More generally, Hamiltonian dynamics in Poisson algebras is also not just a mathematical game but is important in applications. For example, the Hamiltonian description of realistic fluids needs an infinite dimensional Poisson manifold. For the Euler equation, see, e.g., 
P.J. Morrison, Hamiltonian description of the ideal fluid,
Reviews of Modern Physics 70 (1998), 467.
http://www.ph.utexas.edu/~morrison/98RMP_morrison.pdf
A: Phase spaces which are not cotangent bundles can be realized in
mechanical systems with phase space constraints .  The phase space given by
Arnold: the two sphere $S^2$ can be mechanically realized as the reduced dynamics
of an energy hypersurface of a two dimensional isotropic harmonic
oscillator:
$ |p_1^2|+|p_2^2|+|q_1^2|+|q_2^2| = E$
We observe that the Hamiltonian generates a constant rotation
rate in the $(p,q)$ planes, namely:
$ (p_i(t)+iq_i(t))  = exp(-iE_it) (p_i(0)+iq_i(0)) $
Thus we may choose to look at the system from the point of view of a
"rotating system in phase space" in which the vector in the $(p_1, q_1)$ plane is always
in the direction of $q_1$. Of course, we cannot do that on both planes
because we have only one degree of freedom. Thus we are left with:
$|p_2^2|+|q_1^2|+|q_2^2| = E$, 
which is just the equation of a two-sphere. Thus the reduced dynamics of
a constant energy hypersurface is on a two-sphere.
The symplectic form has to be  proportional the area of the sphere,
because it is the volume form of the sphere and a two sphere has only one
volume form.
This approach gives us a very big bonus upon quantization.
It is well known that from the quantization of a sphere we get spin
quantization. From the point of view of the isotropic oscillator for $E = 2j \hbar$, ($j$ is half integral), this
quantization corresponds to the following energies of the individual
oscillators: $(2j, 0), (2j-1, 1), .,.,., (0,2j)$. As can be seen there are
exactly (2j+1) states as in the spin system. 

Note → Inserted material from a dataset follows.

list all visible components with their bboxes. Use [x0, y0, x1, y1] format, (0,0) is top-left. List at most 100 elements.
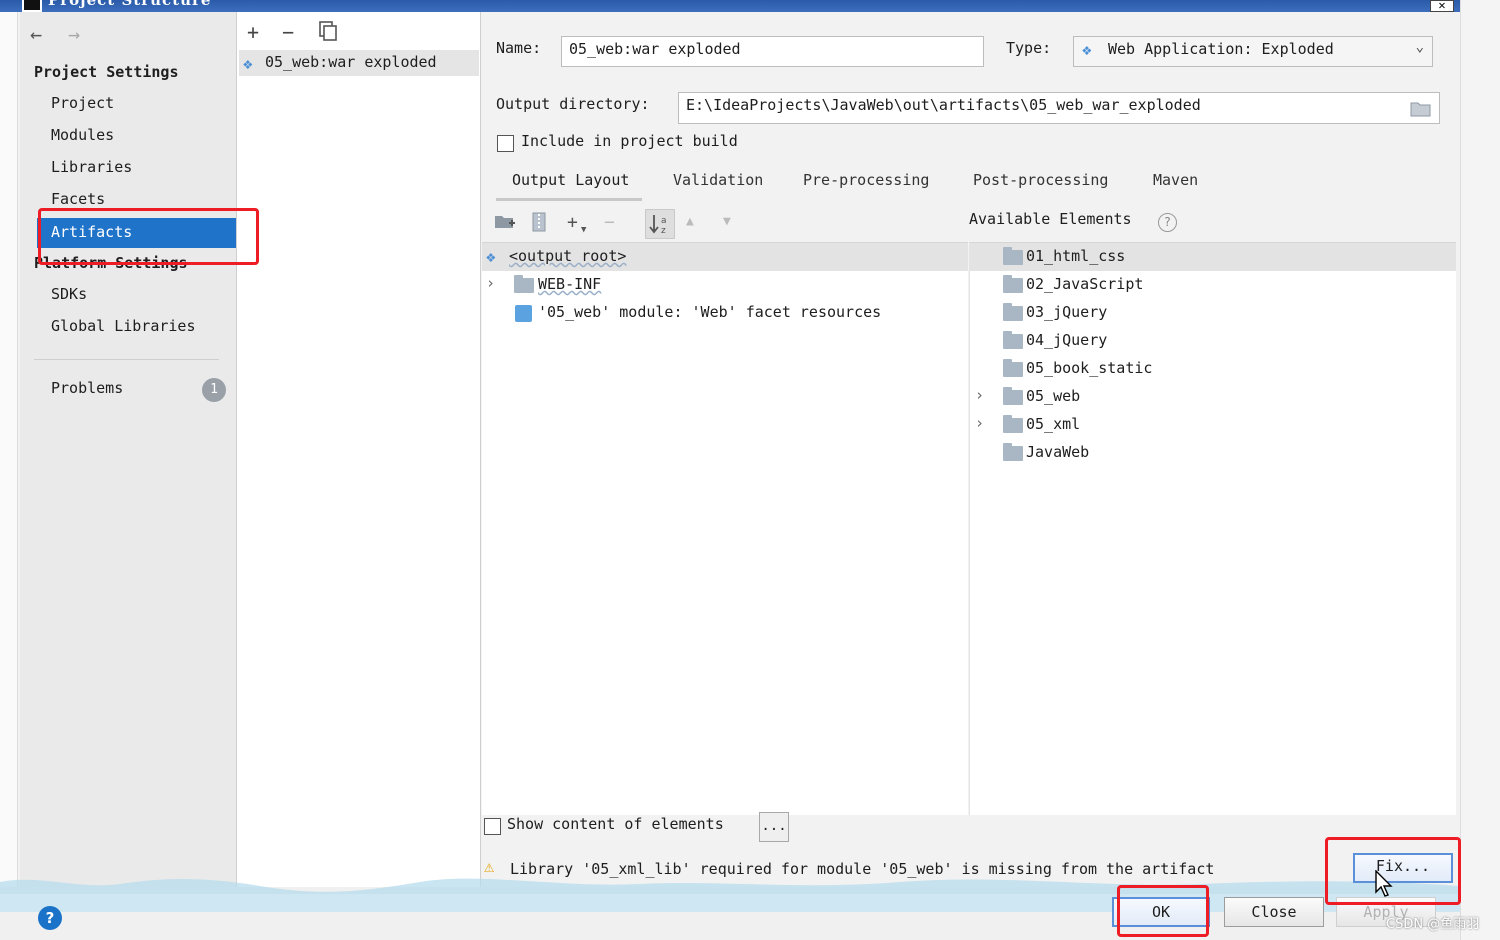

The full theory of quantizations allows to write the corresponding wave functions also in the coordinates of the two sphere. Thus, we actually quantized the isotropic
oscillator using spin quantization. 
The equivalence of this procedure to the standard quantization of the isotropic harmonic
oscillator is a very celebrated theorem  by  Guillemin and
Sternberg called  "Quantization commutes with reduction". Actually, this
is the principle we apply when we quantize gauge theories (although there is no formal proof for the infinite dimensional case). You can find
on the net numerous works on this subject.
A: Any two dimensional closed orientable surface can have structure of a symplectic manifold (you can set your symplectic form equal to volume form). Moreover it will be "nontrivial" in the sense of being different from cotangent bundle of some other manifold. Also once you are given with some symplectic manifold you can always define a classical mechanical system on it, by introducing a Hamiltonian function and writing corresponding time evolution equations.
One explicit example is torus which can be obtained from phase space $R^2$ of a single particle by making following identifications on position and momentum : 
$x+L_1=x$ 
$p+L_2=p$ 
So now any function $H(x,p)$ which is periodic in $x$ and $p$ with periods $L_1$ and $L_2$ respectively can serve as a Hamiltonian function on torus.